Can you describe the time when you first realised that creating was something you absolutely had to do?
At my first playwriting workshop, conducted by the fabulous Mahesh Dattani, I discovered for the first time that I loved to tell a story simply through what is said and what is unsaid. Previously I had begun many short stories but I’d run out of steam very quickly. But not so, when writing a play. I discovered I had the stamina for it. Writing plays made me happy. I continue to write plays because it makes me happy.
Do the Internet and social media contribute to the well-being of Literature?
The internet and the social media certainly have an important role in propagation of books, stories, poetry and plays. Online book reviews and Goodreads have definitely widened my reading horizons. I’ve often bought books on a Facebook recommendation of a friend. I now know when a new book by Gaiman or Murakami comes out. But I must also confess, as a writer, the net can be a huge and addictive distraction cluttering up one’s brain with a whole lot of information one can do without. Like a chain smoker, I’ve tried to quit the Net – or atleast facebook — cold turkey, but it’s next to impossible these days. In a day or two, I sneak back to facebook to see what my friends are reading and thinking.
Which aspects of your writing reader in general and Research scholars in particular must discover and explore?
Ah. It’s upto them to discover and explore.
How would you describe uniqueness of each of your Plays?
Each play is a response to an incident, a happening, a trend in society that angered me or upset or worried me. I suppose, thematically, all my plays are very different from each other, but one would also perhaps find strands of feminism in all. In addition, I like to work with form. I believe that the only way I can stay fresh as a playwright is if I try something new with dramatic structure and form in every play.
How to you see the role of Translations in Modern Indian Theatre?
The only way theatre can survive is through translation. Few plays rarely have a life beyond a handful of shows. Translations would ensure more new audiences and a longer life for the plays.
Are there any new Indian Playwrights that have grasped your interest?
Many. Abhishek Majumdar, Neel Chaudhuri, Swar Thounaojam, Ram Ganesh Kamatham to name a few.
How do you feel about ebooks vs. print books and alternative vs. conventional publishing? What do you think is the future of reading/writing?
Ebooks is the way of the future, like it or not. They’re more easily accessible than conventional books.
How do you see the Literary Scene in India? Is it progressing or retrogressing?
I’ve no clue about the literary scene in general but the theatre scene is certainly progressing – in pockets. There are definitely more playwrights doing interesting, original work in some cities.
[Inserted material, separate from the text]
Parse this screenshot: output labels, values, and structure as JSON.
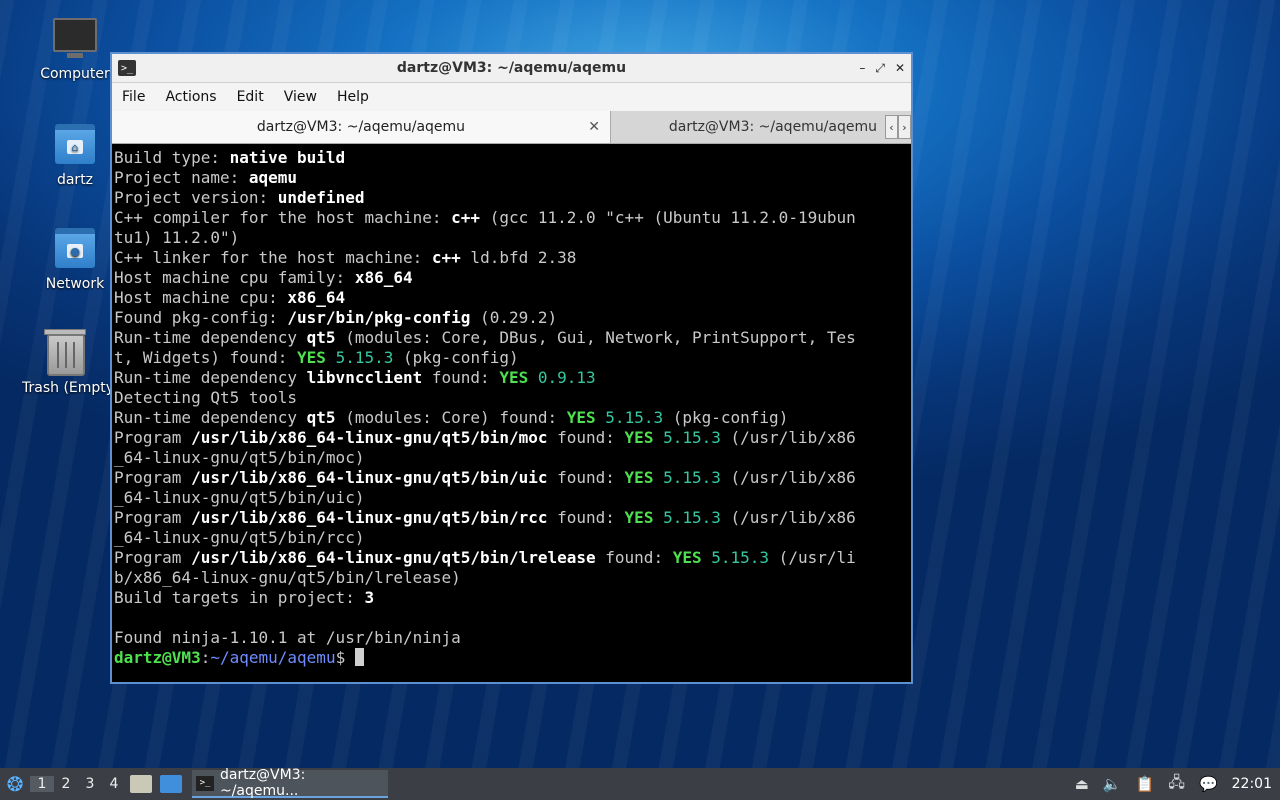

I think Bangalore, Pune, Mumbai are the cities that are seeing most traction in new theatre work.
How will you judge the body of Contemporary Indian Writing in English?
My job and duty is to write. I’ll let the critics and academics judge.
What projects are you working on at the present? And What do your plans for future projects include?
I’m working on a project for the Tricycle theatre, UK. I’m also working as a dramaturg on a devised piece being directed by Aruna Ganesh Ram of Visual Respiration. I hope to work on two more brand new plays in the next few months and a couple of screenplays.